The borrowing capacity effect is equally significant. The three rate rises already delivered in 2026 have reduced how much a single average-income borrower can borrow by around $25,000, and by $49,000 for a two-income household. If the RBA lifts again, the total reduction could reach $37,000 for an individual and $73,000 for a dual-income couple.
For first home buyers, those numbers matter enormously. A reduction in borrowing capacity of that scale can mean the difference between qualifying for a property purchase and being priced out. Use our [borrowing power calculator](/calculators/borrowing-power) to see where your current limit sits based on today's rates.

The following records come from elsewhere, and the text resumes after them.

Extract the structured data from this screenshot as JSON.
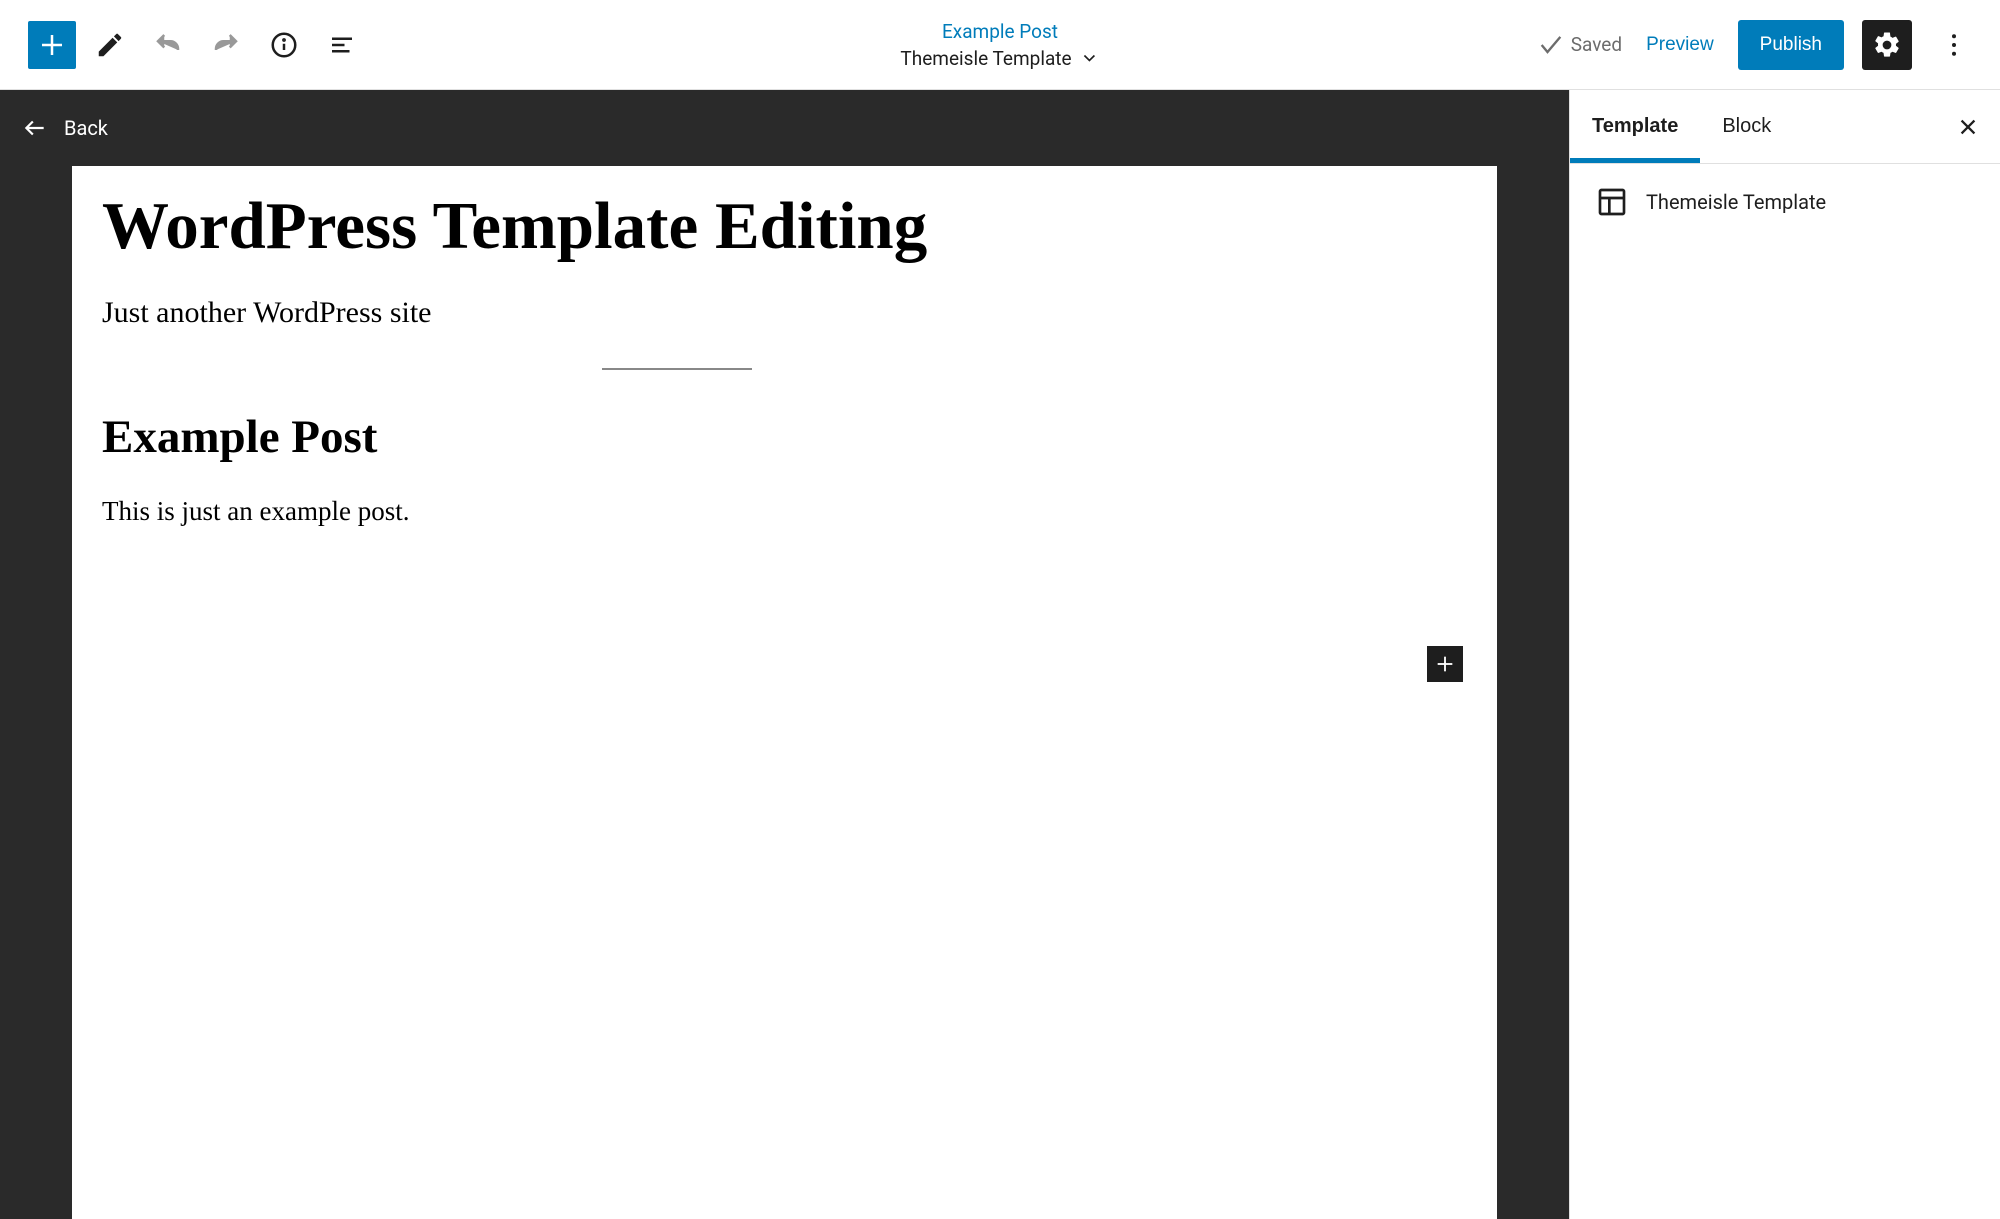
{
  "header": {
    "post_link_text": "Example Post",
    "template_name": "Themeisle Template",
    "saved_label": "Saved",
    "preview_label": "Preview",
    "publish_label": "Publish"
  },
  "back_bar": {
    "label": "Back"
  },
  "canvas": {
    "site_title": "WordPress Template Editing",
    "site_tagline": "Just another WordPress site",
    "post_heading": "Example Post",
    "post_body": "This is just an example post."
  },
  "sidebar": {
    "tabs": {
      "template": "Template",
      "block": "Block"
    },
    "template_name": "Themeisle Template"
  }
}
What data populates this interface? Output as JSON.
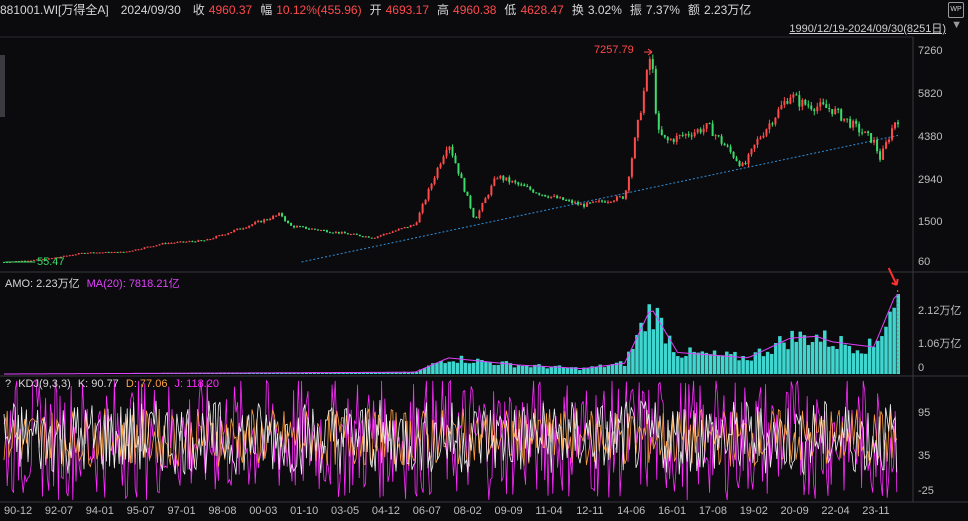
{
  "header": {
    "code": "881001.WI[万得全A]",
    "date": "2024/09/30",
    "close_label": "收",
    "close_value": "4960.37",
    "change_label": "幅",
    "change_value": "10.12%(455.96)",
    "open_label": "开",
    "open_value": "4693.17",
    "high_label": "高",
    "high_value": "4960.38",
    "low_label": "低",
    "low_value": "4628.47",
    "turnover_label": "换",
    "turnover_value": "3.02%",
    "amplitude_label": "振",
    "amplitude_value": "7.37%",
    "amount_label": "额",
    "amount_value": "2.23万亿",
    "range": "1990/12/19-2024/09/30(8251日)",
    "wp_icon": "WP"
  },
  "price_panel": {
    "max_label": "7257.79",
    "min_label": "55.47",
    "y_ticks": [
      "7260",
      "5820",
      "4380",
      "2940",
      "1500",
      "60"
    ]
  },
  "volume_panel": {
    "label": "AMO: 2.23万亿",
    "ma_label": "MA(20): 7818.21亿",
    "y_ticks": [
      "2.12万亿",
      "1.06万亿",
      "0"
    ]
  },
  "kdj_panel": {
    "question": "?",
    "name": "KDJ(9,3,3)",
    "k_label": "K: 90.77",
    "d_label": "D: 77.06",
    "j_label": "J: 118.20",
    "y_ticks": [
      "95",
      "35",
      "-25"
    ]
  },
  "x_ticks": [
    "90-12",
    "92-07",
    "94-01",
    "95-07",
    "97-01",
    "98-08",
    "00-03",
    "01-10",
    "03-05",
    "04-12",
    "06-07",
    "08-02",
    "09-09",
    "11-04",
    "12-11",
    "14-06",
    "16-01",
    "17-08",
    "19-02",
    "20-09",
    "22-04",
    "23-11"
  ],
  "colors": {
    "up": "#ff4a4a",
    "down": "#3bdc6a",
    "volume": "#3fd6d0",
    "ma": "#e040fb",
    "trend": "#2f8fd8",
    "kdj": "#ff2bff"
  },
  "chart_data": [
    {
      "type": "line",
      "title": "881001.WI[万得全A]",
      "x": [
        "1990-12",
        "1992-07",
        "1994-01",
        "1995-07",
        "1997-01",
        "1998-08",
        "2000-03",
        "2001-06",
        "2001-10",
        "2003-05",
        "2004-12",
        "2006-07",
        "2007-10",
        "2008-10",
        "2009-08",
        "2010-06",
        "2011-04",
        "2012-11",
        "2014-06",
        "2015-06",
        "2015-09",
        "2016-01",
        "2017-08",
        "2018-12",
        "2019-06",
        "2020-09",
        "2021-02",
        "2022-04",
        "2023-11",
        "2024-02",
        "2024-09"
      ],
      "y": [
        60,
        150,
        380,
        400,
        700,
        800,
        1300,
        1700,
        1300,
        1100,
        900,
        1350,
        4200,
        1500,
        3000,
        2700,
        2400,
        2000,
        2300,
        7257.79,
        4500,
        4200,
        4700,
        3300,
        4200,
        5800,
        5500,
        5300,
        4200,
        3600,
        4960.37
      ],
      "ylim": [
        60,
        7260
      ],
      "max_point": 7257.79,
      "min_point": 55.47
    },
    {
      "type": "bar",
      "title": "AMO",
      "series": [
        {
          "name": "AMO",
          "x": [
            "1990-12",
            "2006-07",
            "2007-10",
            "2010-06",
            "2012-11",
            "2014-06",
            "2015-06",
            "2016-06",
            "2019-02",
            "2020-09",
            "2021-09",
            "2022-04",
            "2023-11",
            "2024-09"
          ],
          "values": [
            0,
            0.05,
            0.45,
            0.25,
            0.15,
            0.3,
            1.85,
            0.6,
            0.45,
            1.0,
            1.05,
            0.9,
            0.75,
            2.23
          ]
        }
      ],
      "unit": "万亿",
      "ylim": [
        0,
        2.12
      ]
    },
    {
      "type": "line",
      "title": "KDJ(9,3,3)",
      "series": [
        {
          "name": "K",
          "last": 90.77
        },
        {
          "name": "D",
          "last": 77.06
        },
        {
          "name": "J",
          "last": 118.2
        }
      ],
      "ylim": [
        -25,
        95
      ]
    }
  ]
}
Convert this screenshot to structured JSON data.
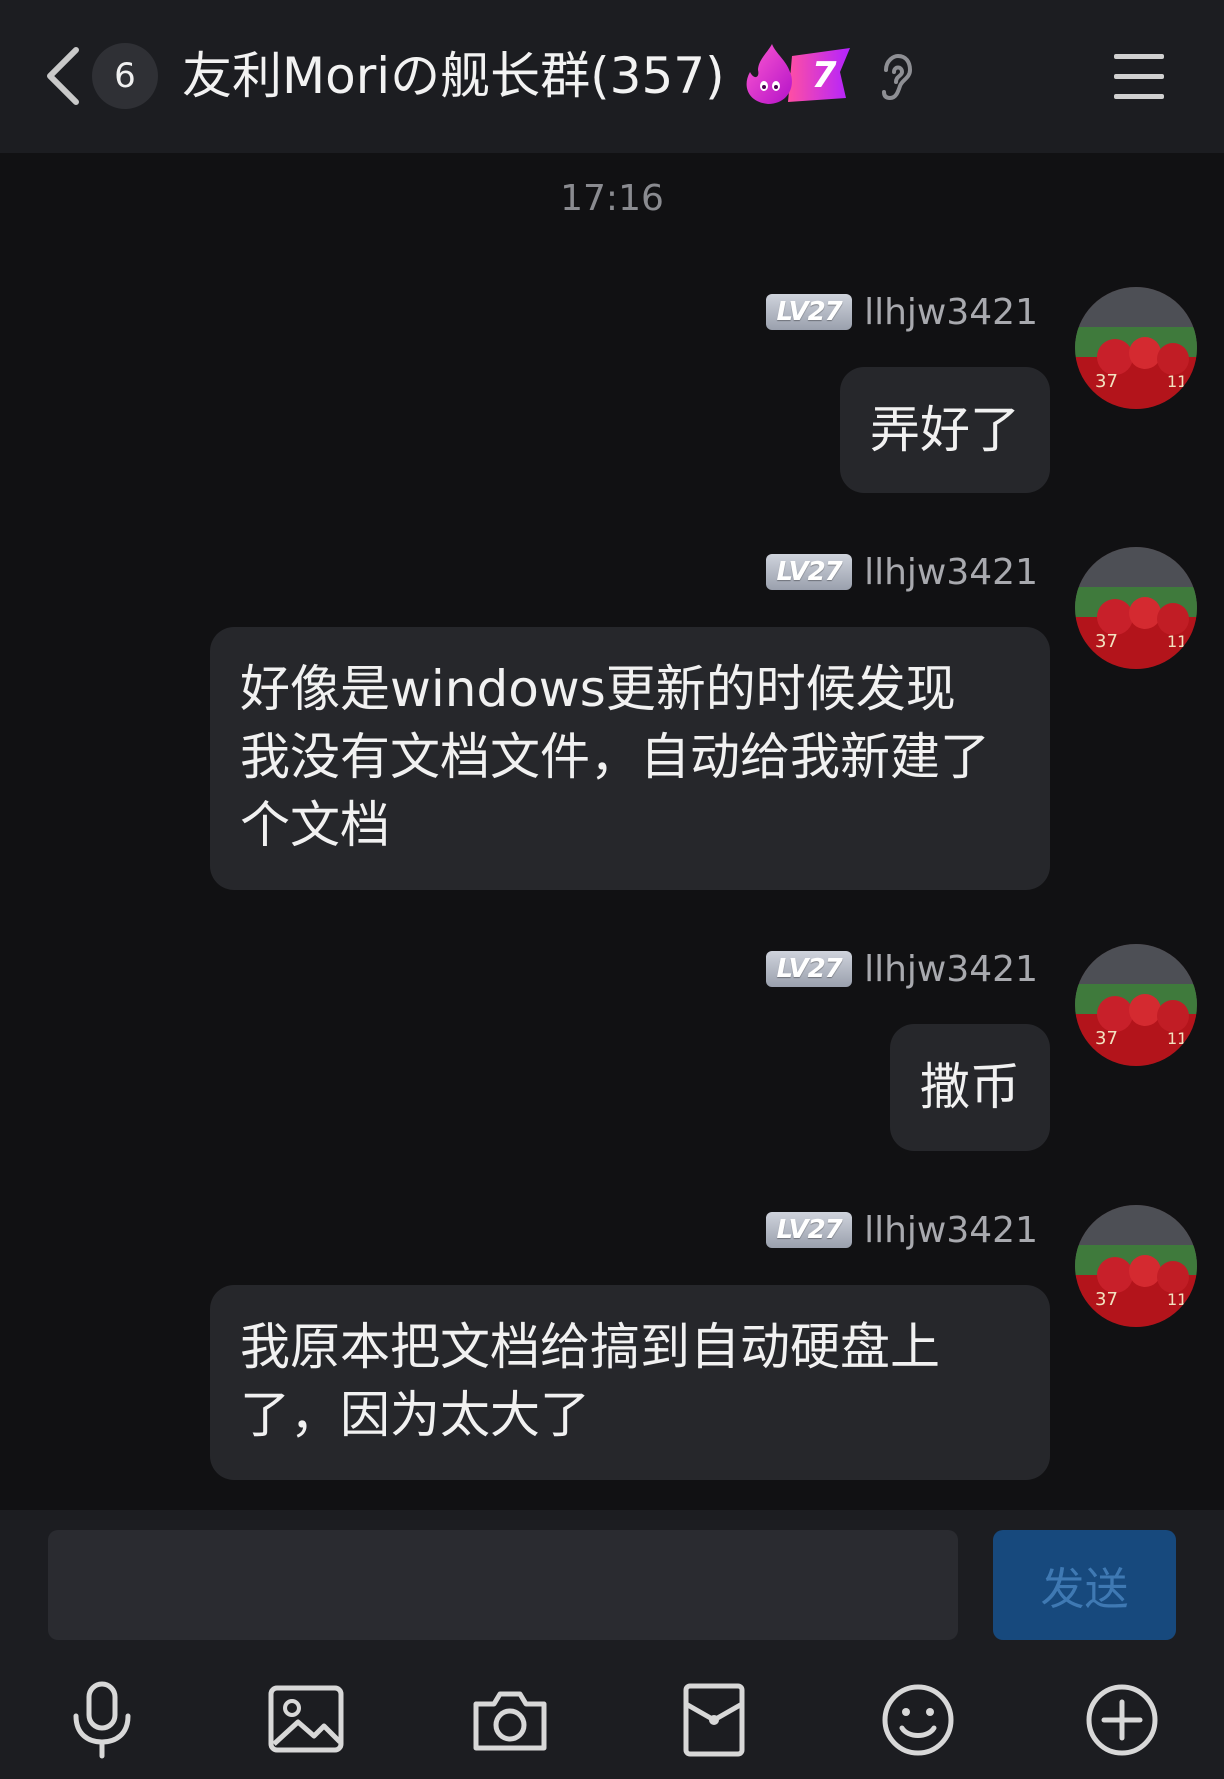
{
  "header": {
    "unread_count": "6",
    "group_title": "友利Moriの舰长群(357)",
    "fire_level": "7"
  },
  "timestamp": "17:16",
  "messages": [
    {
      "level": "LV27",
      "username": "llhjw3421",
      "text": "弄好了"
    },
    {
      "level": "LV27",
      "username": "llhjw3421",
      "text_lines": [
        "好像是windows更新的时候发现",
        "我没有文档文件，自动给我新建了",
        "个文档"
      ]
    },
    {
      "level": "LV27",
      "username": "llhjw3421",
      "text": "撒币"
    },
    {
      "level": "LV27",
      "username": "llhjw3421",
      "text_lines": [
        "我原本把文档给搞到自动硬盘上",
        "了，因为太大了"
      ]
    }
  ],
  "input": {
    "value": "",
    "send_label": "发送"
  },
  "toolbar": {
    "icons": [
      "microphone-icon",
      "image-icon",
      "camera-icon",
      "red-packet-icon",
      "emoji-icon",
      "plus-icon"
    ]
  },
  "colors": {
    "background": "#111113",
    "header": "#1c1d21",
    "bubble": "#26272b",
    "send_button": "#17497d"
  }
}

Variable, Fixed or Split — What the Experts Are Saying
With rate uncertainty running in both directions, the choice between variable and fixed home loans is a live question for borrowers right now.
Among the 38 economists and analysts surveyed ahead of the June RBA decision, 61% recommended a variable rate for a new owner-occupier borrower planning to pay off a property over 30 years. Around a third (36%) suggested a split product. Only one economist backed fixing outright.
The reasoning behind preferring variable is practical: fixed rates have already priced in expected future hikes, and some lenders are advertising fixed products at rates above 6.75% — higher than competitive variable rates, which are still coming in below 6.25% for the best options on the market. Locking in now at those elevated levels could leave borrowers paying above the prevailing rate for years if the RBA does start cutting in 2027 as most of the big four expect.
A split loan — part variable, part fixed — is a reasonable middle ground for borrowers who want some payment certainty while retaining the flexibility to benefit from rate reductions when they arrive.
Whatever approach you take, the first step is understanding what you are currently paying. A consumer sentiment survey found that 40% of Australian homeowners reported struggling to meet their mortgage repayments in May this year — up from 35% in January. If you have not reviewed your rate since the hikes began, there is a real possibility you are paying significantly more than necessary.
Compare [current home loan rates](/home-loans/cheapest) to benchmark your existing rate against the market, or run your numbers through our [refinance savings calculator](/calculators/refinance-savings) to see what switching could save you in real terms. If you are buying for the first time, our [first home buyer home loans](/home-loans/first-home-buyer) section covers the options most relevant to your situation.
The RBA's next meeting will again test whether the hold is as firm as three of the four major banks expect — and every decision shapes the borrower landscape well into 2027.